Selama tiga dasawarsa terakhir fast food telah merembes ke semua celah dan ceruk masyarakat Amerika Serikat. Sebuah industri yang bermula dari kedai hotdog dan hamburger di California Selatan setelah Perang Dunia ini telah menyebar ke segenap penjuru negeri. Fast food kini dihidangkan di restoran-restoran drive-in, stadion, bandara, kebun binatang, sekolah menengah, sekolah dasar, universitas, kapal-kapal pesiar, pesawat terbang, kereta api, dan kantin-kantin rumah sakit. Hanya untuk fast food, warga Amerika Serikat mengeluarkan dana mencapai 110 miliar dolar per tahun pada 2001.

Budaya fast food juga ternyata telah merambah dan menyeragamkan budaya dunia. Sosiolog dari Universitas Maryland George Ritzer dalam bukunya The McDonaldization of Society (2000) mengungkapkan konsep McDonaldisasi yang terinspirasi restoran cepat saji McDonald’s. Menurut Ritzer, prinsip-prinsip dalam McDonaldisasi sebenarnya adalah komponen dasar dari sistem masyarakat modern. Namun, prinsip-prinsip tersebut dalam ruang praksis malah memperlihatkan irasionalitas. Bahkan disebutkan McDonaldisasi malah melahirkan dehumanisme sistemik.

Tesis Ritzer tersebut dapat dibuktikan dengan kenyataan di Amerika Serikat. Industri fast food identik dengan pekerja anak-anak yang dibayar murah dan tidak berdaya. Para pekerja begitu gampangnya keluar masuk atau dipecat perusahaan dalam tiga atau empat bulan.

Boleh saja, industri fast food di Amerika Serikat kini mempekerjakan beberapa angota masyarakat nelangsa. Mereka kerap mengajarkan tentang keterampilan dasar disiplin seperti tentang datang tepat waktu. Namun, sikap mental industri fast food bila melihat isu yang berkaitan dengan pelatihan karyawan, serikat buruh, upah minimum, dan gaji lembur menunjukkan secara gamblang bahwa motif mereka menyewa kaum muda dan kaum miskin sama sekali bukan karena belas kasihan. (hal. 91)

Industri fast food juga menyebabkan anak-anak di Amerika Serikat malas melanjutkan pendidikan ke perguruan tinggi terutama di kalangan keluarga miskin. Mereka lebih memilih bekerja sebagai pelayan di restoran fast food. Toh, mereka dengan bekerja sebagai pelayan dapat membeli mobil yang menjadi dambaan anak muda Amerika Serikat masa kini.

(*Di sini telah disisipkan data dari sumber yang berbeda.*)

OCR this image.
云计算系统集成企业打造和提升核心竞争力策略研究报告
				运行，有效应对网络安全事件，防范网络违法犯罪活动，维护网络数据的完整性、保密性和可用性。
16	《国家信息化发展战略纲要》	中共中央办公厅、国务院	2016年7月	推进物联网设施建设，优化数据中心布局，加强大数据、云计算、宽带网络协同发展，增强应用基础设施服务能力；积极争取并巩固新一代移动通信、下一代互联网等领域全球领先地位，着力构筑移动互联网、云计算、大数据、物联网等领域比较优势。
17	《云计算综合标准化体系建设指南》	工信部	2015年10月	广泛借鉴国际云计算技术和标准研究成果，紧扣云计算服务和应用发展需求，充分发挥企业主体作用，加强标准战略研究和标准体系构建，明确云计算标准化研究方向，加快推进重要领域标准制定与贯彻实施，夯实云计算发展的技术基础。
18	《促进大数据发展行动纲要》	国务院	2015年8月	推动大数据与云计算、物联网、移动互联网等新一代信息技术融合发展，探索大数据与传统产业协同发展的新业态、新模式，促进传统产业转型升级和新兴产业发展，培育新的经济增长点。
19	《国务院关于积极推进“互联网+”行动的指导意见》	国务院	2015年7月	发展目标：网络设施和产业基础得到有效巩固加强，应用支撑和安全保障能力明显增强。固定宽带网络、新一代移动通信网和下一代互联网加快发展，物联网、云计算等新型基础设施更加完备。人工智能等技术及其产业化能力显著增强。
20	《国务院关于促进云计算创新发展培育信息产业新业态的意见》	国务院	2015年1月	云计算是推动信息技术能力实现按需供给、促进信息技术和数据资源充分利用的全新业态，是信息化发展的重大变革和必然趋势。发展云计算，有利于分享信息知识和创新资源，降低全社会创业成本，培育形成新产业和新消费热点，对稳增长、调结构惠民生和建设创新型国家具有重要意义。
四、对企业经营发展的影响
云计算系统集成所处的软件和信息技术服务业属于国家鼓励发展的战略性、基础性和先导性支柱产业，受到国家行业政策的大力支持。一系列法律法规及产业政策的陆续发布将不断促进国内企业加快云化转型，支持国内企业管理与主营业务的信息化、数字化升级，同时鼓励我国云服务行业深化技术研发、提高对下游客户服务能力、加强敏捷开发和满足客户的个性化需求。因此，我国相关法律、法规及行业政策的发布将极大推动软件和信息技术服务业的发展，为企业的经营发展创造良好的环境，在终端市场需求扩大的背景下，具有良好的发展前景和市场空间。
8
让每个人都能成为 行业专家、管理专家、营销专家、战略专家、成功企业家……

Di Colorado, misalnya, anak-anak putus sekolah rata-rata pada usia 16 tahun. Mereka umumnya tergoda untuk bekerja di industri fast food. Sekolah Horrison misalnya, siswanya yang mencapai 400 orang hanya 50 persennya saja yang melanjutkan kuliah sisanya direkrut restoran-restoran cepat saji, jaringan ritel, dan perusahaan telemarketing. (hal. 102)

Dalam soal perburuhan, industri fast food dituding sebagai pemberangus serikat pekerja. Konon, di restoran-restoran fast food Amerika Serikat tidak ada serikat buruh yang kuat. Bahkan bila ada permasalahan di cabang atau di luar negeri, kantor pusat biasanya mengirimkan pengacara-pengacara handal untuk menyelesaikan sengketa buruh.

Sudah menjadi isu internasional fast food dituding sebagai biang dari obesitas anak-anak. Amerika Serikat kini memiliki tingkat obesitas tertinggi dari negara maju manapun. Lebih dari setengah orang dewasa dan sekitar seperempat bocah Amerika Serikat kini mengalami kelebihan berat badan. Proporsi ini kian bertambah pesat seiring kebiasaan warga Amerika Serikat mengkonsumsi fast food. (hal. 302)

Bahkan fast food juga banyak menyebabkan kematian akibat bakteri Escherichia coli 0157:H7, patogen makanan berbahaya yang berpotensi mematikan. Banyak kasus, di balik kemasan yang manarik dari fast food ternyata di dalamnya tercemar bakteri mematikan itu.

Dalam buku ini Eric Schlosser yang dikenal sebagai jurnalis invetigasi juga memaparkan secara sistematis penindasan sistemik di industri fast food. Selain penindasan buruh di gerai-gerai restoran, penindasan serupa juga ternyata terjadi di industri-industri pengolahan kentang dan daging yang menjadi rekanan restoran fast food. Nasib para buruhnya tak jauh berbeda dengan mereka yang bekerja di restoran cepat saji. Mereka hidup tanpa asuransi, tanpa tunjangan kesehatan, bahkan orang yang baru selesai operasi karena kecelakaan kerja juga dipaksa tetap kerja.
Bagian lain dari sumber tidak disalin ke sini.